Assolutamente no. La SAR è una vicenda che si svolge
in mare in un quadro di emergenza operativa. È come un interruttore: sì, salvo;
no, non salvo. Non esiste via di mezzo. L’accoglienza, invece, è un percorso
politico progettuale. Tutt’altra cosa. Se la Ocean Viking dovesse andare in
Norvegia, come sostiene Salvini, dovrebbe navigare 23 giorni. Senza contare
maltempo, rifornimenti di cibo, acqua e carburante. Impossibile con persone
provate da un viaggio pericolosissimo e da precedenti periodi di prigionia.
Non dare il porto è un’omissione di soccorso?

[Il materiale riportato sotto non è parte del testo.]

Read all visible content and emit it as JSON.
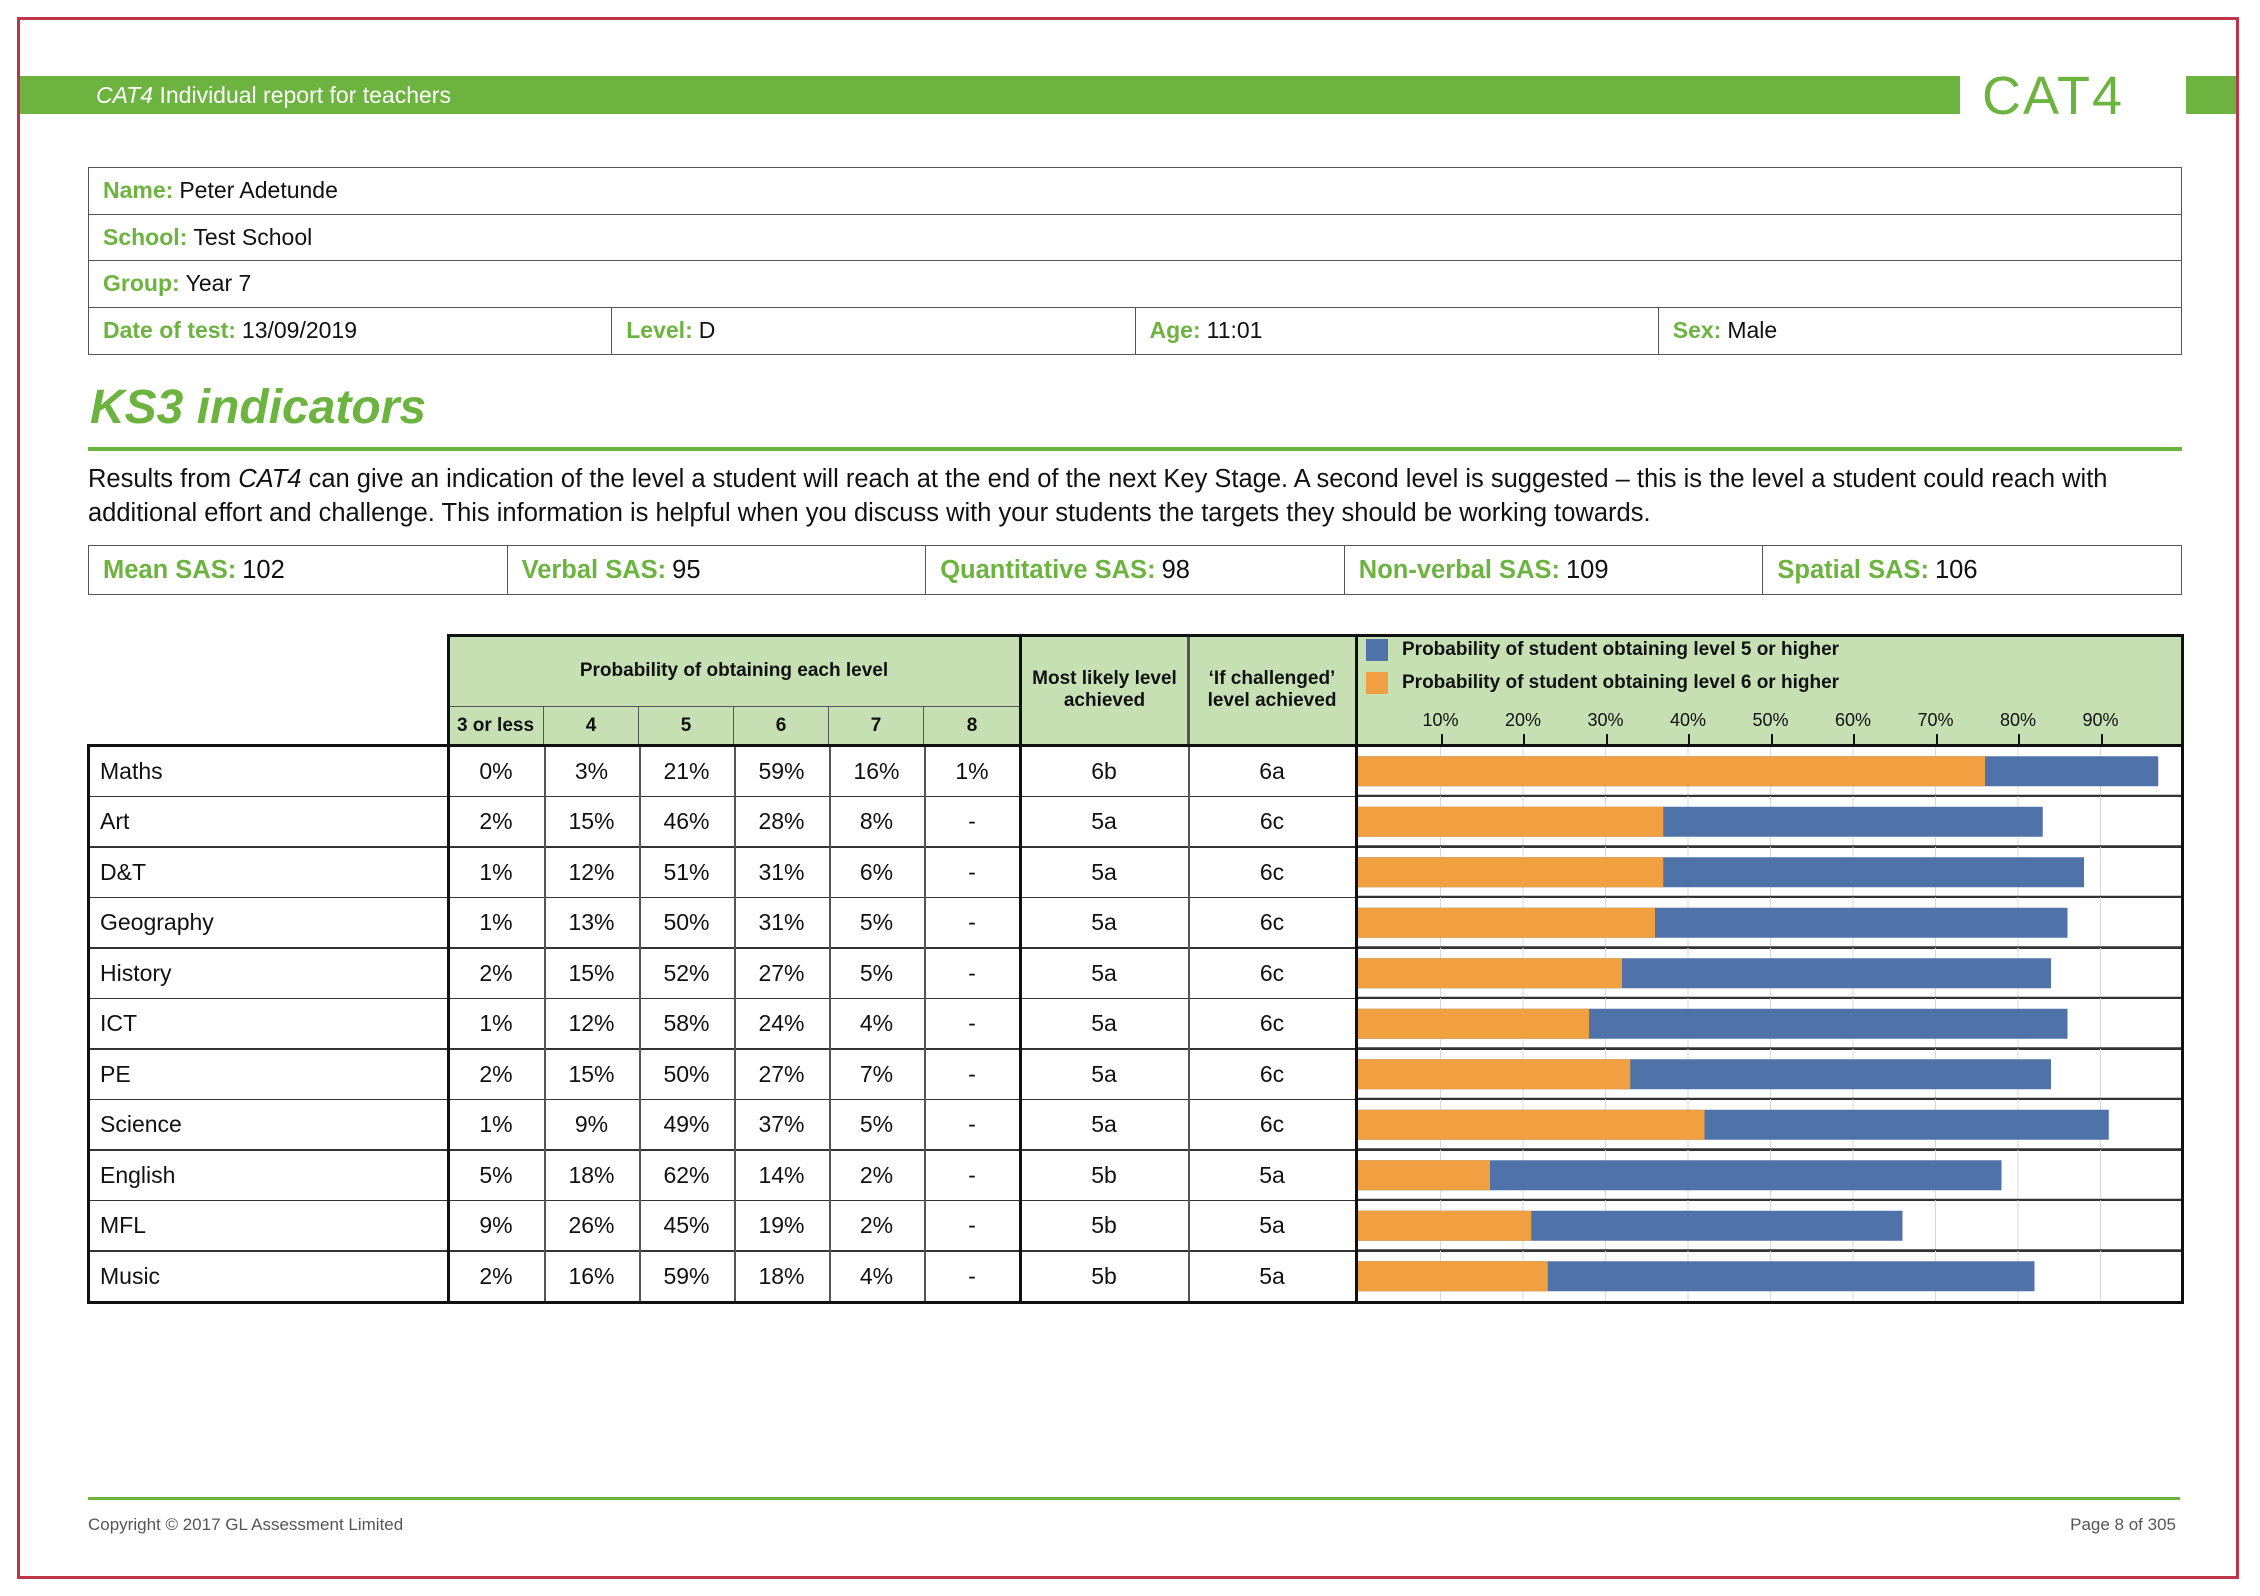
{
  "header": {
    "title_italic": "CAT4",
    "title_rest": " Individual report for teachers",
    "logo_text": "CAT4",
    "brand_green": "#6db33f"
  },
  "student": {
    "name_label": "Name:",
    "name": "Peter Adetunde",
    "school_label": "School:",
    "school": "Test School",
    "group_label": "Group:",
    "group": "Year 7",
    "date_label": "Date of test:",
    "date": "13/09/2019",
    "level_label": "Level:",
    "level": "D",
    "age_label": "Age:",
    "age": "11:01",
    "sex_label": "Sex:",
    "sex": "Male"
  },
  "section_title": "KS3 indicators",
  "intro": {
    "part1": "Results from ",
    "italic": "CAT4",
    "part2": " can give an indication of the level a student will reach at the end of the next Key Stage. A second level is suggested – this is the level a student could reach with additional effort and challenge. This information is helpful when you discuss with your students the targets they should be working towards."
  },
  "sas": [
    {
      "label": "Mean SAS:",
      "value": "102"
    },
    {
      "label": "Verbal SAS:",
      "value": "95"
    },
    {
      "label": "Quantitative SAS:",
      "value": "98"
    },
    {
      "label": "Non-verbal SAS:",
      "value": "109"
    },
    {
      "label": "Spatial SAS:",
      "value": "106"
    }
  ],
  "table": {
    "prob_header": "Probability of obtaining each level",
    "level_headers": [
      "3 or less",
      "4",
      "5",
      "6",
      "7",
      "8"
    ],
    "most_likely_header": "Most likely level achieved",
    "challenged_header": "‘If challenged’ level achieved",
    "rows": [
      {
        "subject": "Maths",
        "probs": [
          "0%",
          "3%",
          "21%",
          "59%",
          "16%",
          "1%"
        ],
        "most_likely": "6b",
        "challenged": "6a"
      },
      {
        "subject": "Art",
        "probs": [
          "2%",
          "15%",
          "46%",
          "28%",
          "8%",
          "-"
        ],
        "most_likely": "5a",
        "challenged": "6c"
      },
      {
        "subject": "D&T",
        "probs": [
          "1%",
          "12%",
          "51%",
          "31%",
          "6%",
          "-"
        ],
        "most_likely": "5a",
        "challenged": "6c"
      },
      {
        "subject": "Geography",
        "probs": [
          "1%",
          "13%",
          "50%",
          "31%",
          "5%",
          "-"
        ],
        "most_likely": "5a",
        "challenged": "6c"
      },
      {
        "subject": "History",
        "probs": [
          "2%",
          "15%",
          "52%",
          "27%",
          "5%",
          "-"
        ],
        "most_likely": "5a",
        "challenged": "6c"
      },
      {
        "subject": "ICT",
        "probs": [
          "1%",
          "12%",
          "58%",
          "24%",
          "4%",
          "-"
        ],
        "most_likely": "5a",
        "challenged": "6c"
      },
      {
        "subject": "PE",
        "probs": [
          "2%",
          "15%",
          "50%",
          "27%",
          "7%",
          "-"
        ],
        "most_likely": "5a",
        "challenged": "6c"
      },
      {
        "subject": "Science",
        "probs": [
          "1%",
          "9%",
          "49%",
          "37%",
          "5%",
          "-"
        ],
        "most_likely": "5a",
        "challenged": "6c"
      },
      {
        "subject": "English",
        "probs": [
          "5%",
          "18%",
          "62%",
          "14%",
          "2%",
          "-"
        ],
        "most_likely": "5b",
        "challenged": "5a"
      },
      {
        "subject": "MFL",
        "probs": [
          "9%",
          "26%",
          "45%",
          "19%",
          "2%",
          "-"
        ],
        "most_likely": "5b",
        "challenged": "5a"
      },
      {
        "subject": "Music",
        "probs": [
          "2%",
          "16%",
          "59%",
          "18%",
          "4%",
          "-"
        ],
        "most_likely": "5b",
        "challenged": "5a"
      }
    ]
  },
  "chart_data": {
    "type": "bar",
    "orientation": "horizontal",
    "categories": [
      "Maths",
      "Art",
      "D&T",
      "Geography",
      "History",
      "ICT",
      "PE",
      "Science",
      "English",
      "MFL",
      "Music"
    ],
    "series": [
      {
        "name": "Probability of student obtaining level 5 or higher",
        "color": "#4f72a8",
        "values": [
          97,
          83,
          88,
          86,
          84,
          86,
          84,
          91,
          78,
          66,
          82
        ]
      },
      {
        "name": "Probability of student obtaining level 6 or higher",
        "color": "#f0a040",
        "values": [
          76,
          37,
          37,
          36,
          32,
          28,
          33,
          42,
          16,
          21,
          23
        ]
      }
    ],
    "x_ticks": [
      "10%",
      "20%",
      "30%",
      "40%",
      "50%",
      "60%",
      "70%",
      "80%",
      "90%"
    ],
    "xlim": [
      0,
      100
    ],
    "grid": true,
    "legend": "top"
  },
  "footer": {
    "copyright": "Copyright © 2017  GL Assessment Limited",
    "page": "Page 8 of 305"
  }
}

È una sottovalutazione dei gravi rischi che queste
persone corrono. L’omissione di soccorso è una fattispecie penale. Qui parliamo
di responsabilità politiche ed etiche, dei valori che reggono la cultura
marinara.
Giorgia Meloni ha definito quelle delle ONG “navi
pirata”. Tecnicamente è corretto?
Una nave pirata contravviene alle norme internazionali
ed esercita violenza su imbarcazioni e persone che solcano il mare. Non è
questo il caso. Qui parliamo di persone che soccorrono altre persone. Come in
terremoti, pandemie, guerre.
La Ocean Viking ha chiesto a Spagna, Grecia e Francia
di “facilitare l’assegnazione” del porto. Il diritto internazionale non prevede
lo sbarco in quello più vicino?
Il soccorso è un’emergenza complessa che comincia
quando prendo a bordo persone in pericolo e si conclude quando toccano terra.
In un porto vicino e sicuro. Deve essere vicino perché solo così si può evitare
ai naufraghi l’enorme fatica di una vicenda iniziata con il rischio di perdere
la vita. Parliamo di donne, bambini, persone vulnerabili.